In the early hours of June 14, 2017, a flat fire at the council-owned Grenfell Tower in North Kensington spread across the entire 24 storey residential building, thanks to the recent installation of cheap flammable cladding that was illegal in much of Europe. Of the tower’s diverse, largely working-class population, 72 people died, many of them children, in part thanks to ‘stay in place’ fire regulations that ordered people to remain in their flats in the case of a fire.
You know all this, but it feels right to put the context up front and centre rather than coyly drip-drip it in.
‘Grenfell: In the Words of Survivors’ is a verbatim play: that is to say it has a script performed by actors that’s edited from real words that were really spoken by the people being depicted. That doesn’t mean the script just appeared one day: it is the culmination of years of interviews conducted with Grenfell survivors and written into a text by the writer Gillian Slovo.
I’m sometimes cynical of stuff like this: the idea that maybe there’s a well-meaning desire to ‘respond’ to a tragedy that feels more like a show of solidarity than meaningful art. But for me Phyllida Lloyd and Anthony Simpson-Pike’s co-production really, really worked.
Firstly, it is a meticulous documentary-style explainer as to the background of the tragedy. In the first half – entirely focussed on the time before the fire – we meet the 12 survivors who form the play’s core cast of characters. Things that spring out: Grenfell sounds like it was by and large a pretty nice place. It had once been highly regarded by the local council - a ‘60s replacement for old, unsafe slum housing - but had increasingly become viewed as a drag on the wealthy borough. And there was a committee of residents aggrieved at what they viewed as shoddy, cost-cutting landlord behaviour from the council, especially the bargain basement 2015-16 renovation that added the cladding.
Secondly, it is deeply moving to see the care and respect with which the play treats its subjects. Though it builds to horror, it starts off gently, as we’re eased into the verbatim concept, with the actors explaining a little about themselves, a little about the survivor they’re playing, and a little about how they’ll be playing them. Much of the framing of the show is not for the general audience, but specifically for anyone traumatised by the tragedy: we’re told there will be no footage of the fire itself used, and that it’s possible to leave any time. There is little gratuitous dwelling on those who died – death is everywhere in the show, but there is no milking of individual tragedies; this is about centring those who lived.
The final way in which the play works is also possibly the hardest thing to admit about it. The fact is that the second half – which details the survivors’ experiences of the fire – is both utterly horrifying and absolutely riveting. There is a bare minimum of bells and whistles to the staging and Georgia Lowe’s set. But the intercutting between the survivors’ accounts of the night and those of firefighters questioned at the inquest is electrifying, edge-of-the-seat gripping. From the handful of residents who immediately ignored the ‘stay in place’ advice and ran out of the building the moment they smelled smoke, to the mum of three who remained in her flat until the last minute, it is a remarkable, agonising, heart-pounding hour or so of the show.

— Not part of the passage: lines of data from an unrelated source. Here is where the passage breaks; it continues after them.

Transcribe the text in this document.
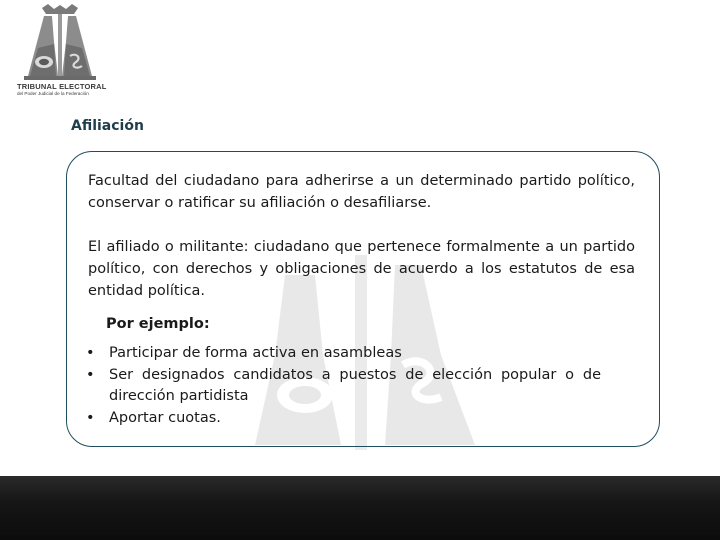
TRIBUNAL ELECTORAL
del Poder Judicial de la Federación
Afiliación

Facultad del ciudadano para adherirse a un determinado partido político, conservar o ratificar su afiliación o desafiliarse.

El afiliado o militante: ciudadano que pertenece formalmente a un partido político, con derechos y obligaciones de acuerdo a los estatutos de esa entidad política.

Por ejemplo:
• Participar de forma activa en asambleas
• Ser designados candidatos a puestos de elección popular o de dirección partidista
• Aportar cuotas.
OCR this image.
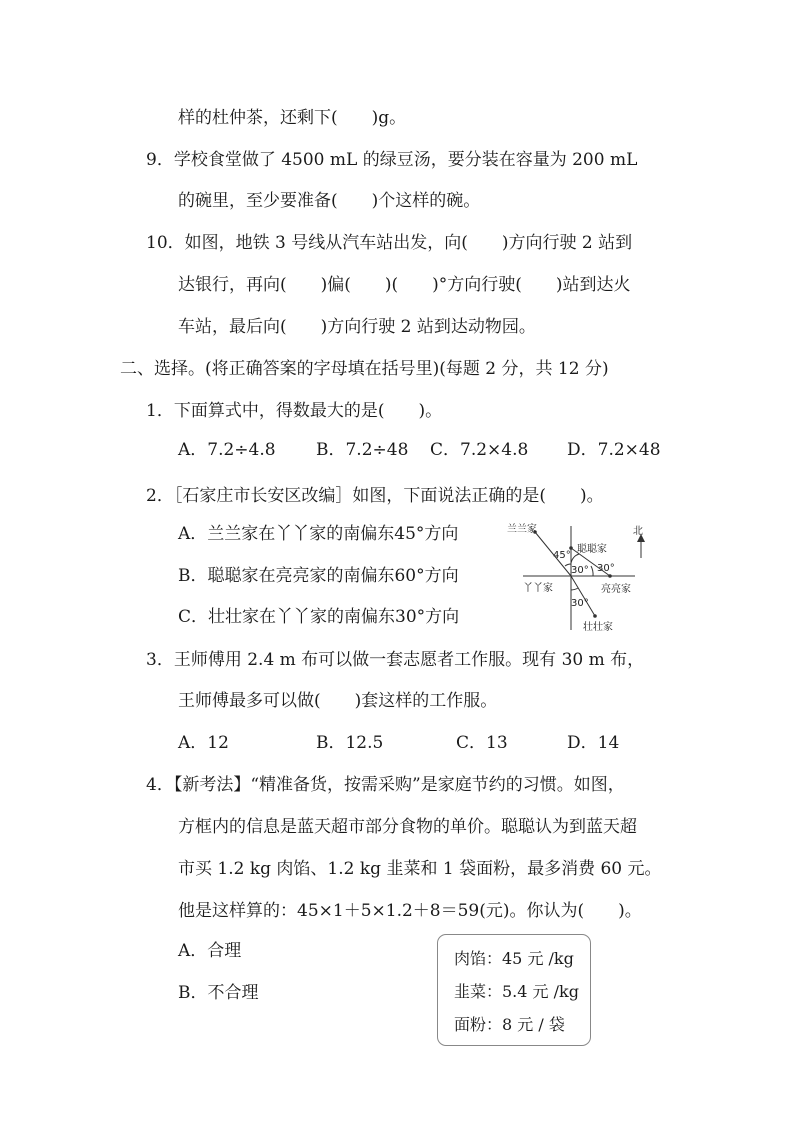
样的杜仲茶，还剩下(　　)g。
9．学校食堂做了 4500 mL 的绿豆汤，要分装在容量为 200 mL
的碗里，至少要准备(　　)个这样的碗。
10．如图，地铁 3 号线从汽车站出发，向(　　)方向行驶 2 站到
达银行，再向(　　)偏(　　)(　　)°方向行驶(　　)站到达火
车站，最后向(　　)方向行驶 2 站到达动物园。
二、选择。(将正确答案的字母填在括号里)(每题 2 分，共 12 分)
1．下面算式中，得数最大的是(　　)。
2．［石家庄市长安区改编］如图，下面说法正确的是(　　)。
A．兰兰家在丫丫家的南偏东45°方向
B．聪聪家在亮亮家的南偏东60°方向
C．壮壮家在丫丫家的南偏东30°方向
3．王师傅用 2.4 m 布可以做一套志愿者工作服。现有 30 m 布，
王师傅最多可以做(　　)套这样的工作服。
4．【新考法】“精准备货，按需采购”是家庭节约的习惯。如图，
方框内的信息是蓝天超市部分食物的单价。聪聪认为到蓝天超
市买 1.2 kg 肉馅、1.2 kg 韭菜和 1 袋面粉，最多消费 60 元。
他是这样算的：45×1＋5×1.2＋8＝59(元)。你认为(　　)。
A．合理
B．不合理
A．7.2÷4.8 B．7.2÷48 C．7.2×4.8 D．7.2×48
A．12	B．12.5	C．13	D．14
北
兰兰家
聪聪家
丫丫家	亮亮家
壮壮家
45°
30° 30°
30°
肉馅：45 元 /kg
韭菜：5.4 元 /kg
面粉：8 元 / 袋
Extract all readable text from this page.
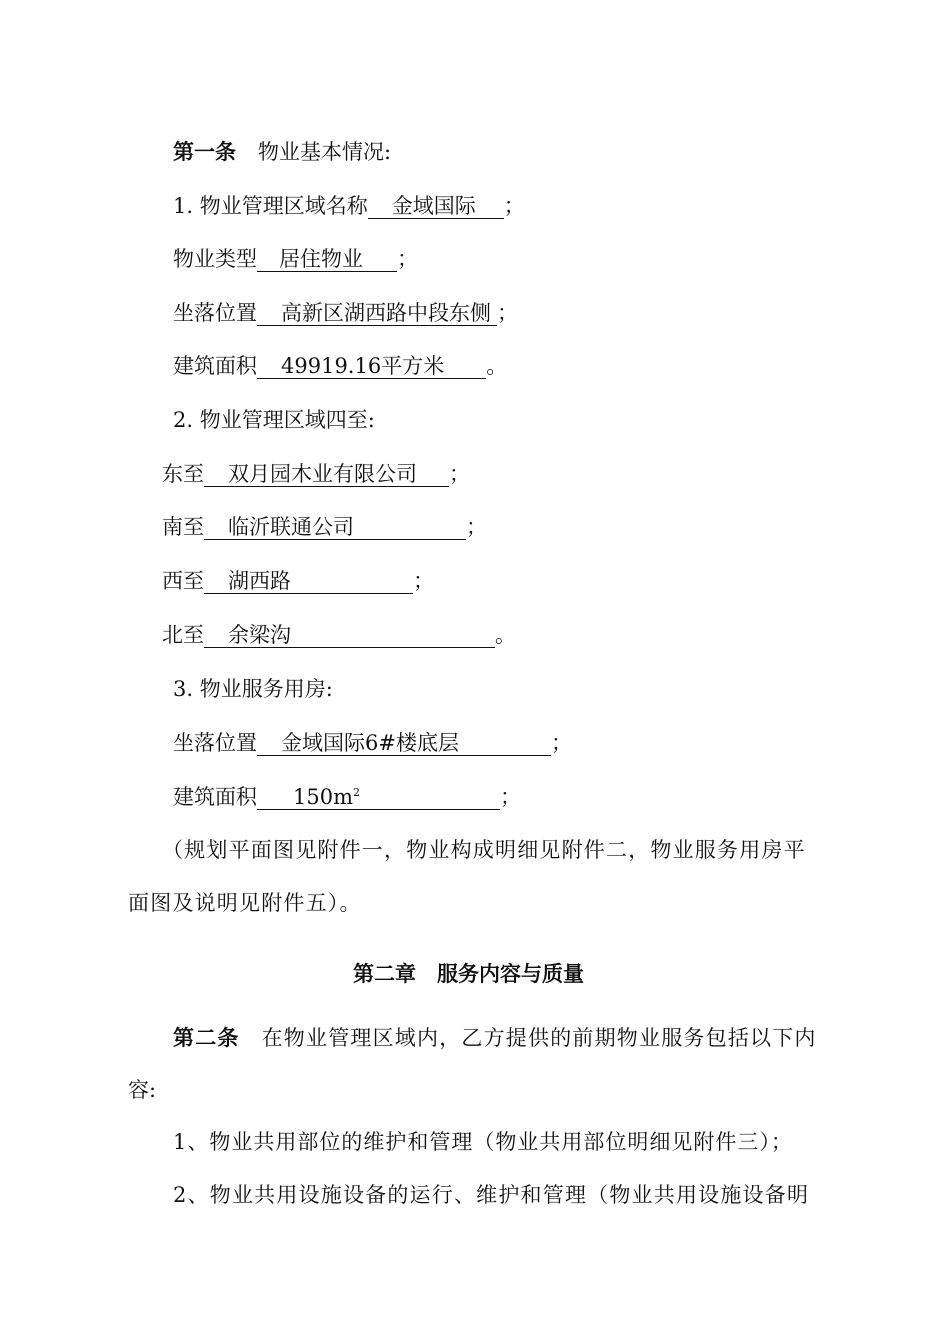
第一条 物业基本情况:
1. 物业管理区域名称 金域国际 ；
物业类型 居住物业 ；
坐落位置 高新区湖西路中段东侧 ；
建筑面积 49919.16平方米 。
2. 物业管理区域四至:
东至 双月园木业有限公司 ；
南至 临沂联通公司	；
西至 湖西路	；
北至 余梁沟	。
3. 物业服务用房:
坐落位置 金域国际6#楼底层	；
建筑面积 $150m^2$	；
（规划平面图见附件一，物业构成明细见附件二，物业服务用房平
面图及说明见附件五）。
第二章　服务内容与质量
第二条 在物业管理区域内，乙方提供的前期物业服务包括以下内
容:
1、物业共用部位的维护和管理（物业共用部位明细见附件三）；
2、物业共用设施设备的运行、维护和管理（物业共用设施设备明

Is it vulgar or disrespectful to acknowledge that in part ‘Grenfell: In the Words of Survivors’ is good because it’s entertaining? I think it’s justified: knowing in detail what these people went through, how narrow some escapes were, how they overcame a system that was, in its way, trying to kill them is just infinitely more meaningful than dispassionate news footage.
Saying this play is a ‘fitting tribute’ to its subjects feels a little wrong: certainly the only fitting tribute to the dead would be jail time for the people responsible. But I suppose the ultimate point of this play is to demonstrate that what the survivors of Grenfell went through matters to a wider world, that they are people who count as much as their near neighbours David Beckham and Robbie Williams. If it wasn’t my job to see it, I’m not sure I’d feel entirely comfortable seeing a show on the subject, like it was misery tourism or something. But I’d have been wrong. Whether it enacts change or not, it is a tremendous piece of theatre as testimony, and the more people that see it – the more space it takes up – the better.